Distance, opposition, objectivation sous forme de représentation, intentionnalité ont été rejetées. Mais sur le terrain préparé par les dernières critiques et qui cessent d’avoir une signification négative – constat de l’impuissance de la transcendance qui n’est pas son propre fondement, absence de solution quant à la réceptivité - s’opère le retournement : l’immanence constitue l’essence de la transcendance. Ce rapport de fondation qui doit encore lever des objections possibles, sera mieux compris dans cette seconde partie (§ 30, 32, 33 - 36) si on se réfère pour des indications plus concrètes à Philosophie et phénoménologie du corps.

§ 30 Détermination ontologique de l’essence originaire de la révélation comme immanence. Contenu immanent et contenu transcendant
L’essence de la réceptivité originaire qui assure la réception de la transcendance elle-même est l’immanence, l’acte d’atteindre son contenu et de se dépasser vers lui, de telle manière que la réalité ontologique constituée par ce contenu ne lui est en aucune façon transcendante et ne se trouve point posée devant lui à la façon d’un horizon. Opposition du contenu immanent en un sens radical (i. e. non husserlien) au contenu transcendant.
Ce que reçoit l’essence originaire de la réceptivité, c’est elle-même. Recevoir un contenu, c’est être affecté par lui. L’auto-affection est la structure constitutive de l’essence originaire de la réceptivité. Il faut donc parer cette objection : se proposer à soi-même sous la forme d’un horizon n’est-ce point la manière dont l’essence s’affecte elle-même, l’essence de l’auto-affection ?
§ 31 L’ambiguïté fondamentale du concept de l’auto-affection. Auto-affection et affection par soi
Il convient de distinguer l’affection par l’essence de sa propre réalité, telle qu’elle s’accomplit dans l’immanence et, d’autre part, l’affection de l’essence par un contenu étranger, telle qu’elle s’accomplit dans la transcendance. La première affection définit la sphère ontologique de la réalité, la seconde, celle de l’irréalité ontologique ou idéalité. Ainsi apparaît à la lumière de cette distinction essentielle l’ambiguïté fondamentale que revêt le concept de l’auto-affection chez Kant et chez Heidegger.
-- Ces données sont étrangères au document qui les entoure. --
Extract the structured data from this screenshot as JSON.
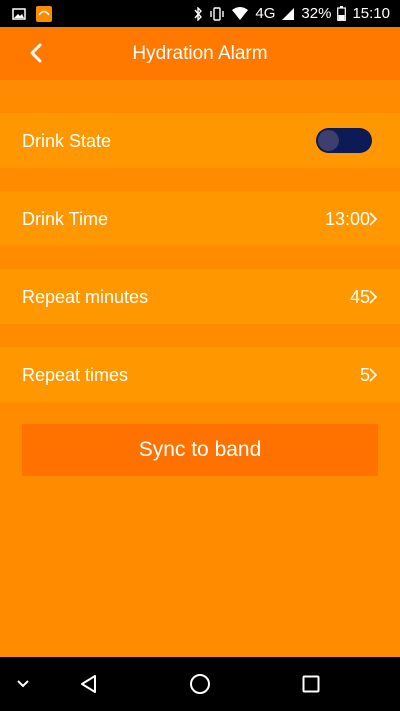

§ 32 Immanence et transcendance
Loin de constituer un paradoxe, l’exclusion de la transcendance hors de la structure interne de l’essence qui la reçoit définit la possibilité ontologique de la transcendance elle-même. L’immanence est l’essence de la transcendance, parce qu’elle la révèle, et la révèle de cette manière déterminée qui la rend possible dans son essence.
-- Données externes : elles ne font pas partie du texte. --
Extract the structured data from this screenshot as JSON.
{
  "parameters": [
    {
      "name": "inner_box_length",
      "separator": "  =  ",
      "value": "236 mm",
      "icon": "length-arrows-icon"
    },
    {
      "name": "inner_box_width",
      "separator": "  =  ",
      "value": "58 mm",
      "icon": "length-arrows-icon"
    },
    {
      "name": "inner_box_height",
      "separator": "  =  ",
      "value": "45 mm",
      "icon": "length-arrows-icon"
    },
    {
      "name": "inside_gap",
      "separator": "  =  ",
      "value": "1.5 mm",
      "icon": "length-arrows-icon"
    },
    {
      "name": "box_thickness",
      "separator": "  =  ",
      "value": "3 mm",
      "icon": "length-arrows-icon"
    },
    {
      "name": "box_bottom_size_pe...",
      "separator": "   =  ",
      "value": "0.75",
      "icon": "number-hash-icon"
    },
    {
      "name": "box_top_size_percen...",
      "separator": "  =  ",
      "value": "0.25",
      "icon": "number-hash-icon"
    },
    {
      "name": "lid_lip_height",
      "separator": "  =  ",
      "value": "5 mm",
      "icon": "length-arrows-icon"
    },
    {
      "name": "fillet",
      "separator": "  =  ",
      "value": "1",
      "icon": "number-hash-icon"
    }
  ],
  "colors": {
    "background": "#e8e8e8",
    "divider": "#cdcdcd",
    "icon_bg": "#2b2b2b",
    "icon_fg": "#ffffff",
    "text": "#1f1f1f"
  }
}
Alors que dans le monisme l’horizon ne peut être le mode de réceptivité pour la transcendance, quand est reconnue la subordination de la réalité à l’essence du pouvoir qui la reçoit, il n’y a ni devant, ni distance mais identification avec l’essence. La réalité ontologique de la transcendance n’est plus définie en son essence par l’extériorité. La révélation de la transcendance est une révélation immanente et elle n’a plus rien de transcendant, elle n’est plus représentation.
§ 33 L’interprétation ontologique de l’essence de la transcendance comme immanence et la possibilité interne du dépassement
Cette interprétation fonde la possibilité interne du rapport transcendantal de l’être-au-monde, de « l’acte de se rapporter à » comme « acte de s’apporter soi-même auprès de ».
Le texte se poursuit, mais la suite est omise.